Wells Fargo Banker Says She Drank ‘Bottles’ Of Hand Sanitizer To Cope With Sales Tactics

Wells Fargo Banker Says She Drank ‘Bottles’ Of Hand Sanitizer To Cope With Sales Tactics

Since Wells Fargo’s practice of opening bogus accounts in customers’ names was first exposed, reports of the boiler room-like sales culture that led to the scheme have leaked out of the bank. In recent weeks, that trickle has turned into a flood as more and more bankers have come forward, including one former employee who says she drank “at least a bottle” of hand sanitiser each day to deal with the pressure.

Among other unethical practices, former banker Angie Payden claims she was forced to sell customers unnecessary financial products she knew they couldn’t afford and coerce them into opening new accounts by claiming old ones had been compromised. Eventually, Payden says, she could no longer take the periodic panic attacks and “extreme physical stress-related symptoms” of her job. From The New York Times:

One morning, before meeting with a customer, in which I knew I was going to have to sell unneeded services, I had a severe panic attack. I went to the bathroom and took a drink of some hand sanitizer.
 
This immediately reduced my anxiety. From that point, I began drinking the hand sanitizer all over the bank.
 
In late November 2012, I was completely addicted to hand sanitizer and drinking at least a bottle a day during my workday. In December, I was confronted by management about my behaviour. I decided to seek treatment and went on leave.

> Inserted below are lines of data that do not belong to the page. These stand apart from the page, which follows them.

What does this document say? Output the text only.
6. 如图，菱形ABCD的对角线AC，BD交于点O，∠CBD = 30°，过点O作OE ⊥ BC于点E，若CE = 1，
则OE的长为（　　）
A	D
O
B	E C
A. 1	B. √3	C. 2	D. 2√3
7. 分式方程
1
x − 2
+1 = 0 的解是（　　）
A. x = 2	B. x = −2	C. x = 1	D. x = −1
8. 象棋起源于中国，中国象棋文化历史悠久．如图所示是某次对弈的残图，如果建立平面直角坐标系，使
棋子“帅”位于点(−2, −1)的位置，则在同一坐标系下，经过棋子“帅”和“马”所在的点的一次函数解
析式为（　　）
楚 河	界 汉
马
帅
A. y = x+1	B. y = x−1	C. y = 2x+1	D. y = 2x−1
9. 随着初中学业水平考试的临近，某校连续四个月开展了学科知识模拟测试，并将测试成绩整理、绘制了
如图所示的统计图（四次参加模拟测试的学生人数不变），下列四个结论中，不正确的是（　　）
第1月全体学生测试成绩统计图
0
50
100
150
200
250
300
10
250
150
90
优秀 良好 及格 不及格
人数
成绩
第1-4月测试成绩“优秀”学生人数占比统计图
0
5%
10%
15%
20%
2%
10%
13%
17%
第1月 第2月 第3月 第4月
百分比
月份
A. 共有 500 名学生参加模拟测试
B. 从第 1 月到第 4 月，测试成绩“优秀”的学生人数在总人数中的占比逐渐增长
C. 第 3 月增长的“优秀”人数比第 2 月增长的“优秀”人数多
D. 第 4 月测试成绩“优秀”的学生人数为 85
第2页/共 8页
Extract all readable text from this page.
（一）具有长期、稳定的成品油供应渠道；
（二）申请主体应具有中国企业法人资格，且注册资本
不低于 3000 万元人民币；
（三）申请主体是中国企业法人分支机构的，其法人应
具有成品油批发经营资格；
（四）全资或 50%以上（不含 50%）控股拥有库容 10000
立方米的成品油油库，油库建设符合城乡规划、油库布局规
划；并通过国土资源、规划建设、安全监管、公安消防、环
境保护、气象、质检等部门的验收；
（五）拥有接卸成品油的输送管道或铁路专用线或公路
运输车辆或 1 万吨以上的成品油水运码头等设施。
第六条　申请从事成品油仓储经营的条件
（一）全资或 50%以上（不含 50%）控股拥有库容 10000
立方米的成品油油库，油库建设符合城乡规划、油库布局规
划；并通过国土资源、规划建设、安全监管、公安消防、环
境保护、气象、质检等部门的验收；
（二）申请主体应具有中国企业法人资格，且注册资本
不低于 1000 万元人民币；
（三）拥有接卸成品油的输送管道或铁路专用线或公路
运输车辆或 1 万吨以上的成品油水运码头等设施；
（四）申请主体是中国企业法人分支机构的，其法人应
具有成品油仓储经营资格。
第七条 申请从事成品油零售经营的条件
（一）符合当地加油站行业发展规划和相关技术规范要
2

While Payden’s experience serves an extreme example of the effect Wells Fargo’s sales tactics had on employees, her anguish was hardly unique. Other former bankers report insomnia, nausea, panic attacks and even a case of shingles that developed due to the stress of the job.

According to one employee who claims she worked at a San Francisco branch just blocks away from Wells Fargo headquarters and former CEO John Stumpf, pressure from management made her so ill she once vomited under her desk, but even an attempted bank robbery wasn’t enough to stop the constant call to “dial for dollars.”

“Cops were swarming. They shut everything down. You know, public couldn’t come in,” Ashley, who only wanted to use her first name, told NPR’s Planet Money. “And it’s like how am I supposed to be on the phone with a client and hold a conversation and try to sell him a checking account when you’ve got freaking a million cops in our lobby being loud and noisy? And then it smelled like crap because the [attempted robber] crapped his pants.”